Question

Consider a population consisting of the number of teachers per college at small 2-year colleges. Suppose that the number of teachers per college has an average \(\mu=175\) and a standard deviation \(\sigma=15 .\) a. Use Tchebysheff's Theorem to make a statement about the percentage of colleges that have between 145 and 205 teachers. b. Assume that the population is normally distributed. What fraction of colleges have more than 190 teachers?

Short answer

Answer: At least 75% of small 2-year colleges have between 145 and 205 teachers.

Step-by-step solution

a. Use Tchebysheff's Theorem

According to Tchebysheff's theorem, for any k > 0, at least \(1 - \frac{1}{k^2}\) of the data values lie within k standard deviations of the mean. First, we need to determine k, the number of standard deviations away from the mean for both 145 and 205. Lower limit: \(k_l = \frac{(145 - \mu)}{\sigma} = \frac{(145 - 175)}{15} = -2\) Upper limit: \(k_u = \frac{(205 - \mu)}{\sigma} = \frac{(205 - 175)}{15} = 2\) Since both lower and upper limits are within 2 standard deviations, we can use Tchebysheff's theorem with k = 2: Percentange of colleges within 145 and 205 teachers: \(1 - \frac{1}{k^2} = 1 - \frac{1}{4} = \frac{3}{4} = 75 \%\) So, at least 75% of colleges will have between 145 and 205 teachers.

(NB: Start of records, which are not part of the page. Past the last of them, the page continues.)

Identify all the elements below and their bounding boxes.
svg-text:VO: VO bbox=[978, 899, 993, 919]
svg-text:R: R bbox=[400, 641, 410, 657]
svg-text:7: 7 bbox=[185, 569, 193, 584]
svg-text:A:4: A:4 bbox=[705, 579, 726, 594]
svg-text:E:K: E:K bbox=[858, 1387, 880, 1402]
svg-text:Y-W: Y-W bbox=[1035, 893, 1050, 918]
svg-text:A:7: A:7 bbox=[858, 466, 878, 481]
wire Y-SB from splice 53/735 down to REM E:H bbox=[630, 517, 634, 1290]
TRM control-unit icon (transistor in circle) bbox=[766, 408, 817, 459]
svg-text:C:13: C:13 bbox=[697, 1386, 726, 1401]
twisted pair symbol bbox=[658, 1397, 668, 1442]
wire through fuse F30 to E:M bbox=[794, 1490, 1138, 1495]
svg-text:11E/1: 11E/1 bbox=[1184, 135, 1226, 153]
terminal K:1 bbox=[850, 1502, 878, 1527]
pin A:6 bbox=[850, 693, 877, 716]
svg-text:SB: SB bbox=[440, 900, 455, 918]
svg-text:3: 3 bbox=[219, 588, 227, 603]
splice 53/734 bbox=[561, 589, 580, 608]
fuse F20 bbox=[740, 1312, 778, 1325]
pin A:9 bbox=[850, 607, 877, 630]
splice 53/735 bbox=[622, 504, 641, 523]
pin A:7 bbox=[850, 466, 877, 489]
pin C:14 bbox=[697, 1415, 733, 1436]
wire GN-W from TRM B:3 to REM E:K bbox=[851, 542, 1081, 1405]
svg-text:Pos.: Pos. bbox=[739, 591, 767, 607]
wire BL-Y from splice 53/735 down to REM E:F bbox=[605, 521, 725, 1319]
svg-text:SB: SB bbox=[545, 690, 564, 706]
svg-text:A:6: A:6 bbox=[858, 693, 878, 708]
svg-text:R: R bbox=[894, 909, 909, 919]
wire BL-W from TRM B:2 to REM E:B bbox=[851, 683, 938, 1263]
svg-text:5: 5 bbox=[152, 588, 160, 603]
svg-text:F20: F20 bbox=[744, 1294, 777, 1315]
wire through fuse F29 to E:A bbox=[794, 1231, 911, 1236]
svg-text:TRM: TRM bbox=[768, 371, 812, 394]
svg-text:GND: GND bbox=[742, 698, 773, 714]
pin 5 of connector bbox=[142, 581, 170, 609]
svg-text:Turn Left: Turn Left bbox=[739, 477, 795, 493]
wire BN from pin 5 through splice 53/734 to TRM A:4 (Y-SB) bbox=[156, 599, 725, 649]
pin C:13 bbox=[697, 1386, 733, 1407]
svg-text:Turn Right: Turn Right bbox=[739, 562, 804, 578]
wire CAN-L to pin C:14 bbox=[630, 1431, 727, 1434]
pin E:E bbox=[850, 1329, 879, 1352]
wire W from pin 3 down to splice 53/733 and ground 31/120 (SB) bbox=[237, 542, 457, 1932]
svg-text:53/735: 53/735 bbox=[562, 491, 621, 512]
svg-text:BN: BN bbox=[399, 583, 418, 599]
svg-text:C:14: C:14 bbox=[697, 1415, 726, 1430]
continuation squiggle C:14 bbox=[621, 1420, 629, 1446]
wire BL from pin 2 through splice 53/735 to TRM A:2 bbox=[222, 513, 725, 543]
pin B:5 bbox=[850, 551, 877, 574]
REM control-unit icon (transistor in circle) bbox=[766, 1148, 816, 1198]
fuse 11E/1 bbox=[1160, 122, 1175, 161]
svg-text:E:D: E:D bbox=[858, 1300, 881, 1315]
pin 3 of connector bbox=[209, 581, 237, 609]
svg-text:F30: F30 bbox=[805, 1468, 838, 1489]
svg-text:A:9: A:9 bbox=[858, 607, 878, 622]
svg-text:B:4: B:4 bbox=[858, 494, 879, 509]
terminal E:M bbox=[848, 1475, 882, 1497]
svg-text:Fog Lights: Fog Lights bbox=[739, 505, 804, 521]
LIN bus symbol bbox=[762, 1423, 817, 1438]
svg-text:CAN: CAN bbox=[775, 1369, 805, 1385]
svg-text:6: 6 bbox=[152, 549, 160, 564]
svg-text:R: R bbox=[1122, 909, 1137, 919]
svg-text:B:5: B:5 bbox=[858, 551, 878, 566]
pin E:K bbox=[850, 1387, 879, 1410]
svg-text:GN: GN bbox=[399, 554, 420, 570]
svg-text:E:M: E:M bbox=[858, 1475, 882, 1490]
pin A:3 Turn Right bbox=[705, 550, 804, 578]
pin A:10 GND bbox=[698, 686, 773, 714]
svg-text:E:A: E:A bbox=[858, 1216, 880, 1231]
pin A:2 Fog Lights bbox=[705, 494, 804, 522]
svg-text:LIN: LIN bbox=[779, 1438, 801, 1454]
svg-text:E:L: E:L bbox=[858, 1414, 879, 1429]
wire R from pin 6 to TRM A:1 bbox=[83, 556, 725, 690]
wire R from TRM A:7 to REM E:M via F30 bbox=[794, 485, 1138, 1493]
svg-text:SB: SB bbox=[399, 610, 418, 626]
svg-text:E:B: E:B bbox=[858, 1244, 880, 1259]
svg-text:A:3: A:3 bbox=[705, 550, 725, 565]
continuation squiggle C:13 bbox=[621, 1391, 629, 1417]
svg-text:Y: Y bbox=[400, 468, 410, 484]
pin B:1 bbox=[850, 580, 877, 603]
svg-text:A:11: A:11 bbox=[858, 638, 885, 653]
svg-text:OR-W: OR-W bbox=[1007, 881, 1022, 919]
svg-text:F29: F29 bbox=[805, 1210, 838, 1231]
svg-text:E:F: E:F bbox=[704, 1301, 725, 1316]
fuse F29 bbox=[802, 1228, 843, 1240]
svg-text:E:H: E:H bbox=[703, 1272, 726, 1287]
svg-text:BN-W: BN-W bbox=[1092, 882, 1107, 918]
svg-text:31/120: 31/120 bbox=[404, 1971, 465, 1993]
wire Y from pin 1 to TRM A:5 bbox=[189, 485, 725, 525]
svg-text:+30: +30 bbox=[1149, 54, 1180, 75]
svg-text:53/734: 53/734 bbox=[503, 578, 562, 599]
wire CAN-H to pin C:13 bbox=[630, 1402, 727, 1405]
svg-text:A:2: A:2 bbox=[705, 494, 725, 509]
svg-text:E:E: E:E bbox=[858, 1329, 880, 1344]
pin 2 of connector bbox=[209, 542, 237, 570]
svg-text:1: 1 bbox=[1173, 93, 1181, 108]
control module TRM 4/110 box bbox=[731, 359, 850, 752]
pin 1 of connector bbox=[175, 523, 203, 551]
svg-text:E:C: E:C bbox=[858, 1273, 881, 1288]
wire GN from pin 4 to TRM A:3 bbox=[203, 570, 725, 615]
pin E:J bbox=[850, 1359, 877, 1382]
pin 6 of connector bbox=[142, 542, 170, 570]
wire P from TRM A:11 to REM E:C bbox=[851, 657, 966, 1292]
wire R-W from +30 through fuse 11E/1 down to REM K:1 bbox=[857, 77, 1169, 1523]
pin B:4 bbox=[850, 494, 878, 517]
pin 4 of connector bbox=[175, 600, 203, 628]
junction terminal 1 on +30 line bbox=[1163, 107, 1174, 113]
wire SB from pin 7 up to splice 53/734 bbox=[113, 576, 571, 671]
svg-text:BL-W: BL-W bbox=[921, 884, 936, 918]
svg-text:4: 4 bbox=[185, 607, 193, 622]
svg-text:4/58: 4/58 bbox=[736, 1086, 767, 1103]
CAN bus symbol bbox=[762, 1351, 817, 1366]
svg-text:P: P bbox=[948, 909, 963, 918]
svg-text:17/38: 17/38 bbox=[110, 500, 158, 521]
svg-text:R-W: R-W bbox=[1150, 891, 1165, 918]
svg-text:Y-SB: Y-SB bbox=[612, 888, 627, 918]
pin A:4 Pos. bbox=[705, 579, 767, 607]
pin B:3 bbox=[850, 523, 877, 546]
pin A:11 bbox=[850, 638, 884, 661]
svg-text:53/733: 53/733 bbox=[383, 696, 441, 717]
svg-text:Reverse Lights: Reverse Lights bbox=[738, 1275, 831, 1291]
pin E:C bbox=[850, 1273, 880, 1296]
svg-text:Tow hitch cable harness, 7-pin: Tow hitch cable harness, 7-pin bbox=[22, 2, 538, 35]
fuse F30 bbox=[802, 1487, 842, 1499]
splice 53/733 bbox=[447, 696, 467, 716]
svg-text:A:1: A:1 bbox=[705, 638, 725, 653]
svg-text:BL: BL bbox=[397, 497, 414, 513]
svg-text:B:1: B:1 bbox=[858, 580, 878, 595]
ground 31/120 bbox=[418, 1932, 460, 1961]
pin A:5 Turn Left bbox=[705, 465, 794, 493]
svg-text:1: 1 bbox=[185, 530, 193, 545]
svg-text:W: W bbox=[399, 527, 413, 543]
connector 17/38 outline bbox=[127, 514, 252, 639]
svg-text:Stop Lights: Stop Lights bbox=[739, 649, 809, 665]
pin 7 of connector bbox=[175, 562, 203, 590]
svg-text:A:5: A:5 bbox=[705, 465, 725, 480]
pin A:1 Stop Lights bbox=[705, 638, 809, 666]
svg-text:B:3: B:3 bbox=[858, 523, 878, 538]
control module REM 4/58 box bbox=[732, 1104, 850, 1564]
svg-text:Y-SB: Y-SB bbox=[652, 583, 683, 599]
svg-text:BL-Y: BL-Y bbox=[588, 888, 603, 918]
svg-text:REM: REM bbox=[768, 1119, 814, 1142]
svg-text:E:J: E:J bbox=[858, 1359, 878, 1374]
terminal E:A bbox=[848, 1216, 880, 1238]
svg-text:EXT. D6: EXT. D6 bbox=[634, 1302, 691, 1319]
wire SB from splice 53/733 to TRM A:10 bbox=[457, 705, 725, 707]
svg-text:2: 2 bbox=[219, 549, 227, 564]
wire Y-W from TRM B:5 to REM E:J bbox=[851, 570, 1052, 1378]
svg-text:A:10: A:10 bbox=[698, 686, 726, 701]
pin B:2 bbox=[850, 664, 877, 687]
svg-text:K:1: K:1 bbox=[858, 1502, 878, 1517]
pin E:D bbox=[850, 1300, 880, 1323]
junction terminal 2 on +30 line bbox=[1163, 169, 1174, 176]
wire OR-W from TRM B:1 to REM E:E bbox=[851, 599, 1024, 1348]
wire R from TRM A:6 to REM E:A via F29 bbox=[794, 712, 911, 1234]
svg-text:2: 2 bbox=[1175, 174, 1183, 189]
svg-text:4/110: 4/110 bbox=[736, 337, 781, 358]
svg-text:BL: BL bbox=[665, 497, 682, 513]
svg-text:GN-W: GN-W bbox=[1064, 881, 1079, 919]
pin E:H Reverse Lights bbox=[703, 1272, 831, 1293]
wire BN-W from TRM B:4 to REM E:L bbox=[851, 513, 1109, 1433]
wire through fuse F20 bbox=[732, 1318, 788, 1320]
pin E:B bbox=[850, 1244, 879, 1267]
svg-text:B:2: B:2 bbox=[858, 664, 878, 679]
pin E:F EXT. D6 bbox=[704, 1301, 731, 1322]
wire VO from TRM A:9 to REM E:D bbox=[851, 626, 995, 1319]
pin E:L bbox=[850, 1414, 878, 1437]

b. Find the fraction of colleges with more than 190 teachers

First, we need to find the z-score for 190 teachers: \(z = \frac{(190 - \mu)}{\sigma} = \frac{(190 - 175)}{15} = 1\) Using the standard normal distribution table or calculator, we can find the area to the left (cumulative probability) of z = 1, which is approximately 0.8413. Now, to find the fraction of colleges with more than 190 teachers, we subtract the cumulative probability from 1: \(1 - 0.8413 = 0.1587\) Therefore, approximately 15.87% of colleges have more than 190 teachers.